The Western Balkans still haven’t forgotten their bloody and violent conflicts of the 1990s. Reconciliation, understanding, trust, and overcoming past trauma still seem far away.
Enter Biber (Bosnian-Croatian-Serbian for pepper), a short story contest that has been running for several years under the auspices of the Centre for Nonviolent Action (CNA).
The contest seeks to find short stories from regional authors, both already established and up-and-coming, which can facilitate social change through art.
So far, more than a thousand stories have been submitted and 75 published in three volumes. The stories can be written in BCS (a somewhat clunky acronym that stands for Bosnian-Croatian-Serbian), Albanian or Macedonian.
Now, the contest has been opened for submissions once again, until December 2020.
To find out more about this initiative and what it represents, we spoke to Davorka Turk from Zagreb, one of the members of the CNA.
“The CNA aims for a society of sustainable peace in which the development of critical thought, taking responsibility for society and community, reexamining one’s attitudes, and accepting diversity are nurtured. For over 23 years we have tried to achieve these goals through our programmes of peace education, publishing, and video production,” Ms Turk explains.
“Biber was inspired by a peace education programme – the training for peaceful conflict resolution – based on the idea that art can inspire social change,” she continues.
Stories that come out of Biber are different in style and execution but are somehow connected to the experiences of the violence and war of the 1990s.
Through these socially and politically engaged stories, the organisers of Biber believe that society can be changed for the better.
“Stories can bring us closer – talking about what hurts us, what problems we have when it comes to the wars of the 1990s and what to do about it. They are here to give us inspiration to build a more certain, safer, and freer future for us all,” Ms Turk tells Emerging Europe.
Much has been said in the Western Balkans about “overcoming the past.” The term is borrowed from German – Vergangenheitsbewältigung.
In short, it means a society that deals with the bad parts of its history. While the Balkans are still a long way from getting there, Ms Turk believes that stories can help.
“A good story can be much more than [regional] argument – the common, mutually conflicting narratives of who is to blame and who started it first. It can help us to put ourselves in someone else’s shoes, to try to understand the layers of human life, and helps to overcome trauma from war, violence, refugeeship, and loss,” she says.
A continuing issue for the region is one of trust. Narratives that paint the traumatic events of the civil wars as caused by “centuries of enmity” are common and widespread.

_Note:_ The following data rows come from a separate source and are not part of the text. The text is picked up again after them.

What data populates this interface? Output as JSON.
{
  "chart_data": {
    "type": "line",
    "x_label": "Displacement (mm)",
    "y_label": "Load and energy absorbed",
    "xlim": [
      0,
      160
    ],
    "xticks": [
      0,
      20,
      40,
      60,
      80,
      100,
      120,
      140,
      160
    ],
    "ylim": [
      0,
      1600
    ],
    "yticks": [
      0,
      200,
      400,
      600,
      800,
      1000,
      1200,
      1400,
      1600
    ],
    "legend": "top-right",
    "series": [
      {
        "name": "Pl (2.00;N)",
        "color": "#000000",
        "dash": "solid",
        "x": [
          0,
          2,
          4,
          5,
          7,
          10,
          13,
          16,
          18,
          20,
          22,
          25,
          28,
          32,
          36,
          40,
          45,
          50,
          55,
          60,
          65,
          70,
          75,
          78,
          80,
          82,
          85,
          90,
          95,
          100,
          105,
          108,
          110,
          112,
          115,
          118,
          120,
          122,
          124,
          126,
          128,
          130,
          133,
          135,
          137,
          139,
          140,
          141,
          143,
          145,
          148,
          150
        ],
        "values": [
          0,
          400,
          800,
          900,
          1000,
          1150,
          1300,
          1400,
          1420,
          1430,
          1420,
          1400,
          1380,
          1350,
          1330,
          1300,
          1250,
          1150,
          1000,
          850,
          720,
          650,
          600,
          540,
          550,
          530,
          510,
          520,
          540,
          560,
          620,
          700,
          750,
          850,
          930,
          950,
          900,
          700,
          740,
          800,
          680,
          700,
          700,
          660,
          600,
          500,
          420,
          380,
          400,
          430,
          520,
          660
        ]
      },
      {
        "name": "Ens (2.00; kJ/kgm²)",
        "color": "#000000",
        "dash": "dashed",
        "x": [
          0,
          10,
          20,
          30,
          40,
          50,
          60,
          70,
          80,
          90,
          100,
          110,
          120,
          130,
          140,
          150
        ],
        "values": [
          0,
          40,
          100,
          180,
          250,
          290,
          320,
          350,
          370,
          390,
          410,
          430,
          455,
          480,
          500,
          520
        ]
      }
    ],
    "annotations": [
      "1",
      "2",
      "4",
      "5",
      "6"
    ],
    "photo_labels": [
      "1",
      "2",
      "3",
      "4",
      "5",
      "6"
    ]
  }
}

“Stories can help us overcome the barriers in reestablishing trust toward the people that for 30 years are being presented as ‘archetypal enemies’ in our societies,” Ms Turk explains.
Pepper is here to sting, says the contest’s website. Laying bare truth and emotion about a war can be seen as provocative. Especially in societies that haven’t grappled fully yet with their own past.

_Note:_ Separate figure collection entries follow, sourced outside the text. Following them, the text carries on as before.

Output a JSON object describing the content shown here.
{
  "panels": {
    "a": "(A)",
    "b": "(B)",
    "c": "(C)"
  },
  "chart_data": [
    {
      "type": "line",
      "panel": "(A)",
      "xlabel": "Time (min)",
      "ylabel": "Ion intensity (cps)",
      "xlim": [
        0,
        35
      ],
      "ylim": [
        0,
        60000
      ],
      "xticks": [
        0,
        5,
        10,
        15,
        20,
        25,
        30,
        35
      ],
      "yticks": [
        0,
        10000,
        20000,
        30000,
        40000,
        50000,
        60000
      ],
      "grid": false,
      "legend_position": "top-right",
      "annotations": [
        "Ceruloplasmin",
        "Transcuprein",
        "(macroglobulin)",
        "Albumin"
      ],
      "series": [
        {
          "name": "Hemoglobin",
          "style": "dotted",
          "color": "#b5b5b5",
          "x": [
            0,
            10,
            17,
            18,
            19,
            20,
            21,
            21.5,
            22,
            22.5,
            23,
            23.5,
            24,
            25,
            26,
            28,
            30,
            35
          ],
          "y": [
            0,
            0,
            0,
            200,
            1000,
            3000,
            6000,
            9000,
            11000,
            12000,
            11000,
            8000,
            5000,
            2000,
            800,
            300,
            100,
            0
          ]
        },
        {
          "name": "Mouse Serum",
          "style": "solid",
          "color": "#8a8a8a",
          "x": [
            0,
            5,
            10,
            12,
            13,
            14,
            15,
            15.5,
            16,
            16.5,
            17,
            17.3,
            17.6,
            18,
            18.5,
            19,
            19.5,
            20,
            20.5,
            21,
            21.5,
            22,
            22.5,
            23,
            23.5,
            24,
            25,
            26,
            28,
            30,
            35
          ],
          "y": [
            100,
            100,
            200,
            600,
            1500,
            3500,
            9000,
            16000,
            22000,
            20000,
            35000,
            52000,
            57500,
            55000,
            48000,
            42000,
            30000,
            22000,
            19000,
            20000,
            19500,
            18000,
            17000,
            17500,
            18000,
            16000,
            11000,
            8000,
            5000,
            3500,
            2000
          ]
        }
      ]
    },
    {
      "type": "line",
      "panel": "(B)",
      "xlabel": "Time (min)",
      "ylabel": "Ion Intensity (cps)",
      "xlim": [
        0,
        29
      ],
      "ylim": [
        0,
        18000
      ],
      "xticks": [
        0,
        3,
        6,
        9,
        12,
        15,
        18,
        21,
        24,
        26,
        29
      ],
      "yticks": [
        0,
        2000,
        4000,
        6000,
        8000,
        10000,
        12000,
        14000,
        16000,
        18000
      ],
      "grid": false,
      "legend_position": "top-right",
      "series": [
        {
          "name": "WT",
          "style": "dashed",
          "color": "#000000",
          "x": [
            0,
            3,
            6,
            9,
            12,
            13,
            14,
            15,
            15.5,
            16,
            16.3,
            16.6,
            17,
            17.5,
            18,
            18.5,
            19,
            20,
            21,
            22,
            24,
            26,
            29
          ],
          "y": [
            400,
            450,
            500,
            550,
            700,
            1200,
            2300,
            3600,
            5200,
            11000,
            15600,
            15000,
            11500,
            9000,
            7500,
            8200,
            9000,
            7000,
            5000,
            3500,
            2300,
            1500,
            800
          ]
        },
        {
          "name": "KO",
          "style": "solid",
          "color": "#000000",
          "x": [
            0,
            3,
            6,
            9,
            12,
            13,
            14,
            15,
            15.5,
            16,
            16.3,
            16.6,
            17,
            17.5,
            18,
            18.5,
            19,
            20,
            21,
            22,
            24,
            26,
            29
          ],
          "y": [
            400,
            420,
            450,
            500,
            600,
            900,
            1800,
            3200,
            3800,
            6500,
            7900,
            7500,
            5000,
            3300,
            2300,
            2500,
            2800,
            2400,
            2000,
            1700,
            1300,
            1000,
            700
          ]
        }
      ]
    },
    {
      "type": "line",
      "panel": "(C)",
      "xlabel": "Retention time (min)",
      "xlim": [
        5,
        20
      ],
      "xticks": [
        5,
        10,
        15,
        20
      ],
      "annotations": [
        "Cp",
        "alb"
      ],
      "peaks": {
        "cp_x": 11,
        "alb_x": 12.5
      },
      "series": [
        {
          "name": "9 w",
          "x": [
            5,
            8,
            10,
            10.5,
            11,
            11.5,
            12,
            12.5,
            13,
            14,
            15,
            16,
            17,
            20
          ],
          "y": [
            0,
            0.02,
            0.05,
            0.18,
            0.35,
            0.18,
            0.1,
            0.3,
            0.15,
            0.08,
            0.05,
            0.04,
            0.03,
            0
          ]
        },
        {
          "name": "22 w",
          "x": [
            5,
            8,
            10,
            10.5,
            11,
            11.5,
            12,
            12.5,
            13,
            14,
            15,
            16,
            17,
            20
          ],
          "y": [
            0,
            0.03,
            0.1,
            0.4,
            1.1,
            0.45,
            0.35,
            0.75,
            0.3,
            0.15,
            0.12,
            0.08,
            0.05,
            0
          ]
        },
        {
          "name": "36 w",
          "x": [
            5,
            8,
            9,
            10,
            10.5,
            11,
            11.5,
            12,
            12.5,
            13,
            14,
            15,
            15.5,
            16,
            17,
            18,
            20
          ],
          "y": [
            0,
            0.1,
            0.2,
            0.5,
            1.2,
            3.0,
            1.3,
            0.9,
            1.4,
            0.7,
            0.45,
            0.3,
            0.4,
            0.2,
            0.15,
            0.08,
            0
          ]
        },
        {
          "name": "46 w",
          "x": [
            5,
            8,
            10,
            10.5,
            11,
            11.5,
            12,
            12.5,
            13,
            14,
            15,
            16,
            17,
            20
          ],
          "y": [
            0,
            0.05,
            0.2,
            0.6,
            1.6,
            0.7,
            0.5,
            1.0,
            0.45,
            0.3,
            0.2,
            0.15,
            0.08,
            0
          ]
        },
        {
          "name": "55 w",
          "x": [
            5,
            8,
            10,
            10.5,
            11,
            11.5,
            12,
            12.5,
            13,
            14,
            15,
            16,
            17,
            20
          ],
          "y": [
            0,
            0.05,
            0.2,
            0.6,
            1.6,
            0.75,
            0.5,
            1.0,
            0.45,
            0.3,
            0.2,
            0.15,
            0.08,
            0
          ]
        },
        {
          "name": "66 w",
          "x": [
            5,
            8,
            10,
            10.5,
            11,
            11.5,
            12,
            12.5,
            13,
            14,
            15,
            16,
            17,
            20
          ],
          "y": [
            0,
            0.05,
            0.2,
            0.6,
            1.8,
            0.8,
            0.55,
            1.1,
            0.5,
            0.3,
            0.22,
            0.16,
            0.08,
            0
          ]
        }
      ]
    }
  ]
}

Ms Turk says that provocation is more a consequence than an intention.
“Acting against nationalist patterns that are dominant in all post-Yugoslavian societies is not only provocative – but subversive too. It’s not just politics, but also the media and education, all parts of the social structure that’s set up so that it perpetuates militaristic and patriarchal patterns as socially desirable,” she elaborates.

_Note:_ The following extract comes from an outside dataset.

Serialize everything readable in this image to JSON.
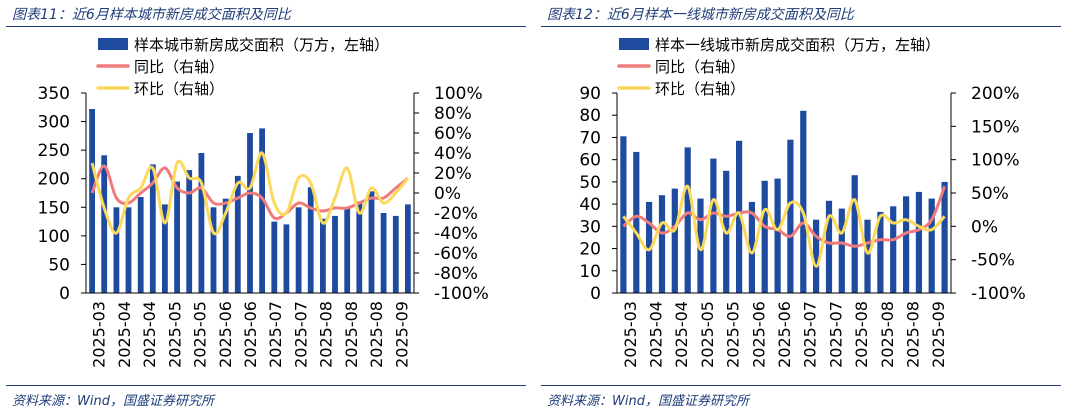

That mainstream society in ex-Yugoslav countries promote ethnic intolerance is a foregone conclusion to the region’s academia and the NGO sector.
Each year, remembrance services and protests are held by NGOs such as Women in Black, but few things fundamentally change.
Nurturing a culture of remembrance that would include all victims remains key.
“Our research has proven that our cultures of remembrance are conflicted, one-sided, ethnocentric, based on collective victimisation that while not directly denying, at the very least ignore the suffering of the other. Numerous monuments remind us who are our enemies and usually only speak of how we suffered, which conditions us to become insensitive to the suffering of others. This only deepens the conflict and it is one of the main hurdles towards restoring broken trust,” Ms Turk says.
In addition to the Biber short story contest, the CNA also conducts other projects aimed at reconciliation.
They include visits to places of suffering and remembrance by mixed groups of war veterans. This is in stark contrast to how state-sponsored memorials are held.
“We live in societies in which it is normal that remembrance of pain does not cross the ‘us’ and ‘them’ line. The key to reconciliation is caring for oneself and one’s neighbours, empathy with the suffering of all sides, and a sincere desire and effort that it [conflict] never happens again,” Ms Turk concludes.